In quel caos Schindler tentò anche di garantire il rispetto dei precetti
religiosi, ubriacando gli ufficiali delle SS in modo da consentire adeguata
sepoltura alle vittime. L'unica parte del film che ha profondamente irritato
Crowe è, per sua ammissione, il finale, in cui Schindler fugge davanti
all'avanzata dei russi. Gli ebrei vengono dipinti come sconfitti, ma in realtà,
sostiene Crowe, Schindler aveva creato «un gruppo di guerriglieri ebrei, armati
fino ai denti, pronti a combattere fino alla morte», spiega.
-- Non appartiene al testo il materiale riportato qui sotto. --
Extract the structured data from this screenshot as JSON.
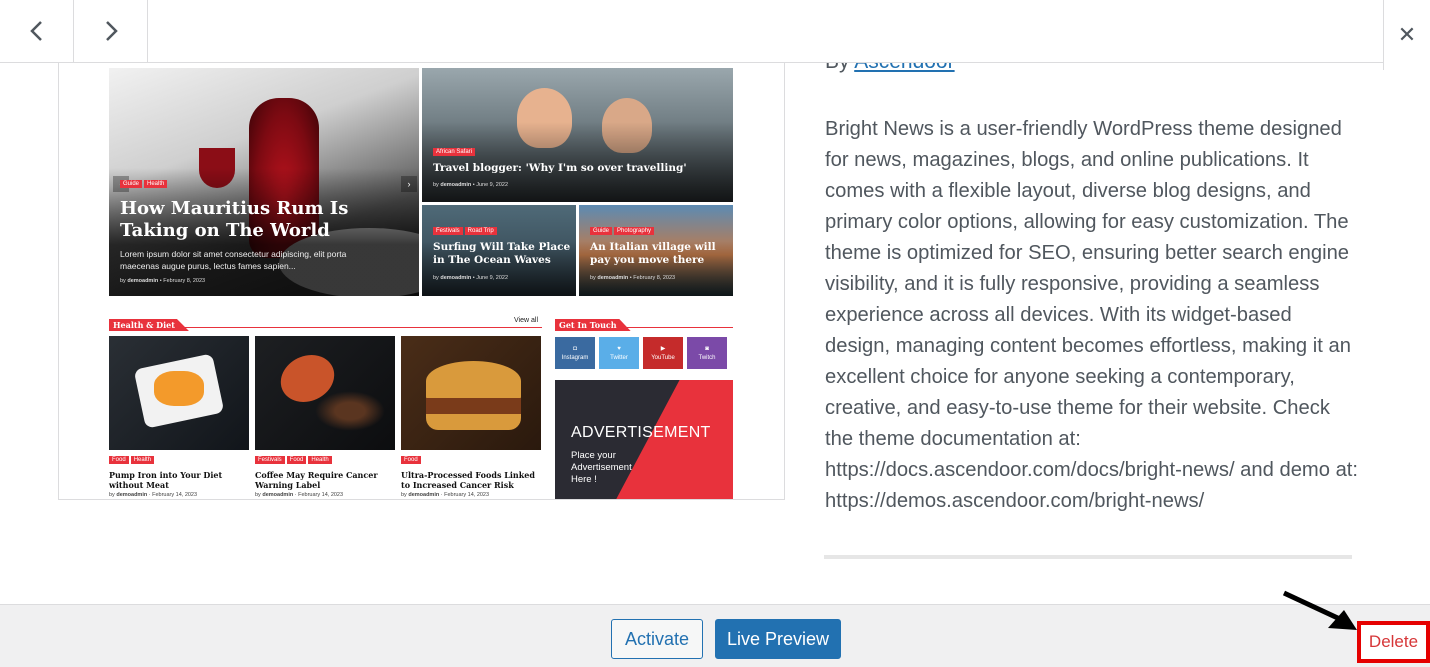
{
  "nav": {
    "prev_icon": "chevron-left-icon",
    "next_icon": "chevron-right-icon",
    "close_icon": "close-icon",
    "close_glyph": "✕"
  },
  "preview": {
    "hero": {
      "tags": [
        "Guide",
        "Health"
      ],
      "title": "How Mauritius Rum Is Taking on The World",
      "excerpt": "Lorem ipsum dolor sit amet consectetur adipiscing, elit porta maecenas augue purus, lectus fames sapien...",
      "meta_by": "by",
      "meta_author": "demoadmin",
      "meta_date": "February 8, 2023"
    },
    "card_top": {
      "tag": "African Safari",
      "title": "Travel blogger: 'Why I'm so over travelling'",
      "meta_by": "by",
      "meta_author": "demoadmin",
      "meta_date": "June 9, 2022"
    },
    "card_left": {
      "tags": [
        "Festivals",
        "Road Trip"
      ],
      "title": "Surfing Will Take Place in The Ocean Waves",
      "meta_by": "by",
      "meta_author": "demoadmin",
      "meta_date": "June 9, 2022"
    },
    "card_right": {
      "tags": [
        "Guide",
        "Photography"
      ],
      "title": "An Italian village will pay you move there",
      "meta_by": "by",
      "meta_author": "demoadmin",
      "meta_date": "February 8, 2023"
    },
    "section_health": "Health & Diet",
    "view_all": "View all",
    "section_touch": "Get In Touch",
    "posts": [
      {
        "tags": [
          "Food",
          "Health"
        ],
        "title": "Pump Iron into Your Diet without Meat",
        "by": "by",
        "author": "demoadmin",
        "date": "February 14, 2023"
      },
      {
        "tags": [
          "Festivals",
          "Food",
          "Health"
        ],
        "title": "Coffee May Require Cancer Warning Label",
        "by": "by",
        "author": "demoadmin",
        "date": "February 14, 2023"
      },
      {
        "tags": [
          "Food"
        ],
        "title": "Ultra-Processed Foods Linked to Increased Cancer Risk",
        "by": "by",
        "author": "demoadmin",
        "date": "February 14, 2023"
      }
    ],
    "social": [
      {
        "label": "Instagram",
        "color": "#3a6aa0"
      },
      {
        "label": "Twitter",
        "color": "#5aaee8"
      },
      {
        "label": "YouTube",
        "color": "#c52b2b"
      },
      {
        "label": "Twitch",
        "color": "#7b4aa8"
      }
    ],
    "ad": {
      "title": "ADVERTISEMENT",
      "line1": "Place your",
      "line2": "Advertisement",
      "line3": "Here !"
    }
  },
  "details": {
    "by_label": "By",
    "author": "Ascendoor",
    "description": "Bright News is a user-friendly WordPress theme designed for news, magazines, blogs, and online publications. It comes with a flexible layout, diverse blog designs, and primary color options, allowing for easy customization. The theme is optimized for SEO, ensuring better search engine visibility, and it is fully responsive, providing a seamless experience across all devices. With its widget-based design, managing content becomes effortless, making it an excellent choice for anyone seeking a contemporary, creative, and easy-to-use theme for their website. Check the theme documentation at: https://docs.ascendoor.com/docs/bright-news/ and demo at: https://demos.ascendoor.com/bright-news/"
  },
  "footer": {
    "activate_label": "Activate",
    "live_preview_label": "Live Preview",
    "delete_label": "Delete"
  },
  "colors": {
    "accent": "#2271b1",
    "delete_text": "#d63638",
    "highlight": "#e50000",
    "brand_red": "#e8323c"
  }
}
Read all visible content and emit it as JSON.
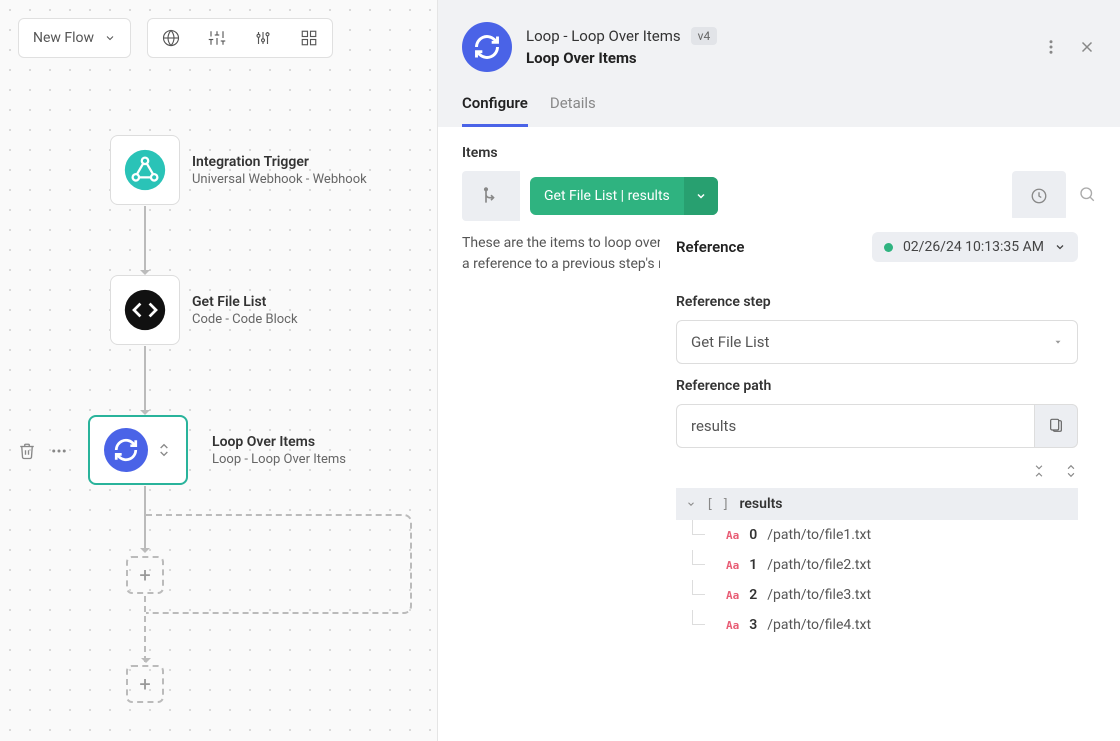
{
  "toolbar": {
    "flow_name": "New Flow"
  },
  "nodes": {
    "trigger": {
      "title": "Integration Trigger",
      "subtitle": "Universal Webhook - Webhook"
    },
    "code": {
      "title": "Get File List",
      "subtitle": "Code - Code Block"
    },
    "loop": {
      "title": "Loop Over Items",
      "subtitle": "Loop - Loop Over Items"
    }
  },
  "panel": {
    "name": "Loop - Loop Over Items",
    "version": "v4",
    "type": "Loop Over Items",
    "tabs": {
      "configure": "Configure",
      "details": "Details"
    },
    "items_label": "Items",
    "ref_pill": "Get File List | results",
    "help": "These are the items to loop over. This should be a reference to a previous step's results."
  },
  "reference": {
    "title": "Reference",
    "timestamp": "02/26/24 10:13:35 AM",
    "step_label": "Reference step",
    "step_value": "Get File List",
    "path_label": "Reference path",
    "path_value": "results",
    "root_name": "results",
    "results": [
      {
        "idx": "0",
        "value": "/path/to/file1.txt"
      },
      {
        "idx": "1",
        "value": "/path/to/file2.txt"
      },
      {
        "idx": "2",
        "value": "/path/to/file3.txt"
      },
      {
        "idx": "3",
        "value": "/path/to/file4.txt"
      }
    ]
  }
}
Ore dopo la
partenza di Schindler essi impiccarono un ebreo collaboratore dei nazisti. Dopo
la guerra la vita di Schindler fu un fallimento. Sperperò il denaro versatogli
dall'American Jewish Joint Distribution Committee e si trasferì in Argentina,
dove si cimentò nell'allevamento delle nutrie. Fece quindi ritorno in Germania,
e acquistò una fabbrica di calcestruzzo, subendo le critiche degli operai per
aver salvato gli ebrei durante la guerra. La fabbrica fallì. Schindler continuò
a bere e supplicò gli ebrei che aveva salvato di sostenerlo finanziariamente.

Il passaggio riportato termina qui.